A few years later, Pappy’s wife, my Grandmother Humphrey, also died at the age of seventy-four, and the old, rambling house we called the “home place” was sold and remodeled. Things were forever changed for our family. You may remember the famous lines from the “Forrest Gump” movie that says, “Life is like a box of chocolates. You never know just what you are going to get.” The quote is very true. From one day to the next, we never know for sure just what life will bring, maybe joy, maybe sadness.

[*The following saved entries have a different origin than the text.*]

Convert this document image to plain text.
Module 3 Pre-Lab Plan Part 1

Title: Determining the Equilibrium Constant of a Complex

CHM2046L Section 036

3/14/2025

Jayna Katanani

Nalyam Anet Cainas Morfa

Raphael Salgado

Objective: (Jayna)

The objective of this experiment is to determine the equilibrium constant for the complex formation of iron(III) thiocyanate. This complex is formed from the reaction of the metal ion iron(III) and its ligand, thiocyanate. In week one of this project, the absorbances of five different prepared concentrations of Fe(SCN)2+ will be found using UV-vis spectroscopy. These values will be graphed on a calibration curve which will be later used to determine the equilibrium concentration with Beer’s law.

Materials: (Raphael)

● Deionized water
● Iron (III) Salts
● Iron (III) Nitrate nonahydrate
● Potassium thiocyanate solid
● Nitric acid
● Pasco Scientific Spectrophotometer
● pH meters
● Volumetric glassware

If you look on the chart of a box of Russell Stover chocolates, you will find a choice of almond clusters, orange butter crunch, coconut cream, caramel, molasses chews, maple nut cream, or raspberry cream. But without a chart, you might never guess what is inside a chocolate, even though a “bump” in a chocolate may be a hint there is a nut inside. Life is similar to unlabeled chocolates, and we don’t get to choose when it is time for someone we love to “go Home.” Many years after my pappy died, I was again caught off guard when my husband was diagnosed with kidney cancer at the age of 58. When he later died, my world was turned upside down, but with time, healing has come.
With 2020 ahead, if you have experienced the death of someone you love, you may feel a bit insecure as you face the coming year, fearing there may be some “yucky,” not-so-pleasant surprises inside. Your sadness from your loss may make it difficult to anticipate joy in your future. As when Pappy died, “There are things that we don’t want to happen, but have to accept, things we don’t want to know, but have to learn, people we can’t live without, but have to let go” (Nancy Stephan). But in spite of our grief, we must remember there are still good things, some very “sweet” things out there for us—our children, grandchildren, friends, for instance. And we can make choices about many aspects of our lives.
So don’t give up! After all, most of the chocolates in a box are delicious! Search for and expect good things, the joyful things in life, and be grateful. Hang on to hope that your heart will heal. Expectantly look for good things, and don’t hesitate to sample a chocolate treat! After all, “you never know just what you are going to get!” Happy Birthday, 2020!